It’s almost impossible to describe the excitement that we felt as we crafted plans for new entitlement programs with few budget constraints. The programs earmarked for federal funding offered health care, education and training, housing assistance, counseling, and other social services meant to prepare the poor for their new responsibilities. Inspired partly by our slain president, who had challenged us to ask what we could do for our country, and partly by our belief that the economic system needed to be humanized by compassionate social-justice policies, we believed that we were part of something great and good.
But the government’s unprecedented expenditures failed to bring about the decline in poverty that Johnson had promised. Instead, they made things worse. Neither city hall nor I comprehended that the “community action” organizations on which we lavished taxpayer dollars would entrench dependency by urging people to get on the welfare rolls. War on Poverty funds paid for social workers, community activists, and lawyers to organize the poor, but these organizers, far from lifting poor people out of dependency, helped them sign up for more—and more expensive—welfare programs. For instance, the National Welfare Rights Organization urged single black mothers to protest the welfare system’s eligibility restrictions, and the organization’s goal was to flood the system with new clients.

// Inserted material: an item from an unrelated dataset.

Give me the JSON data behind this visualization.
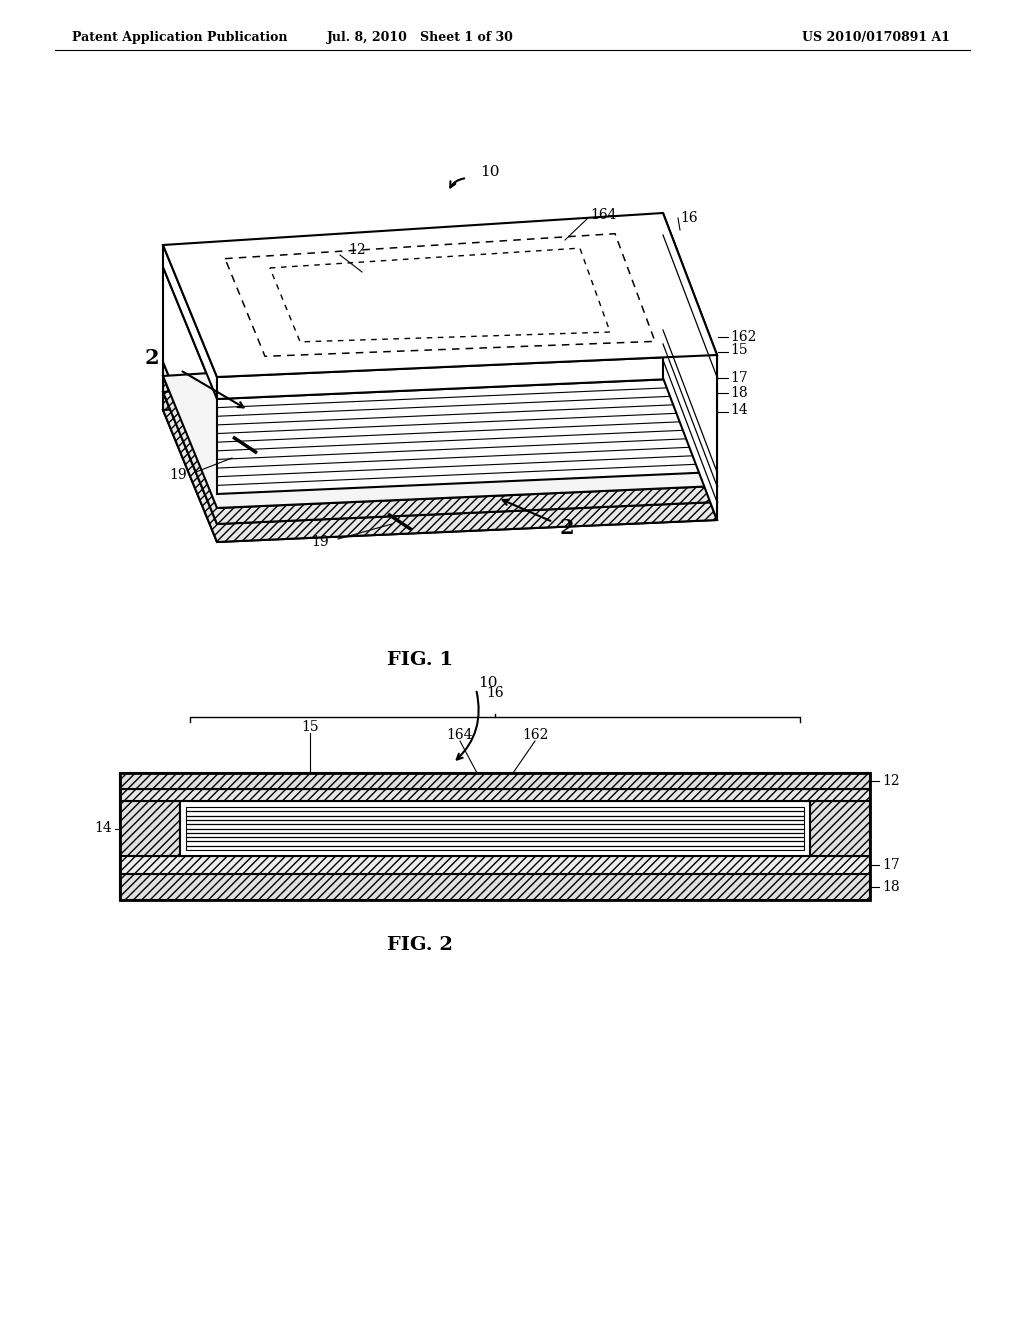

The activists succeeded beyond their wildest imagination. By the end of the 1960s, during a period of economic prosperity and low unemployment, one out of every seven New Yorkers was on the dole. By 1975, War on Poverty spending (in inflation-adjusted dollars) had tripled, and the percentage of poor families’ income supplied by welfare had risen from 7.5 percent to 14.1 percent. Under the pressure of the advocates, government programs emphasized “welfare rights,” postponed self-sufficiency, supplied unproven and expensive services, and left most welfare clients out of the workforce. That’s perhaps the main reason that, as some pundits quipped, “in the War on Poverty, poverty won.” Yet my enthusiasm was undiminished; I had become a true believer. Along with my comrades on the left, I continued to think that income transfers were the most effective way to reduce the human pain of poverty.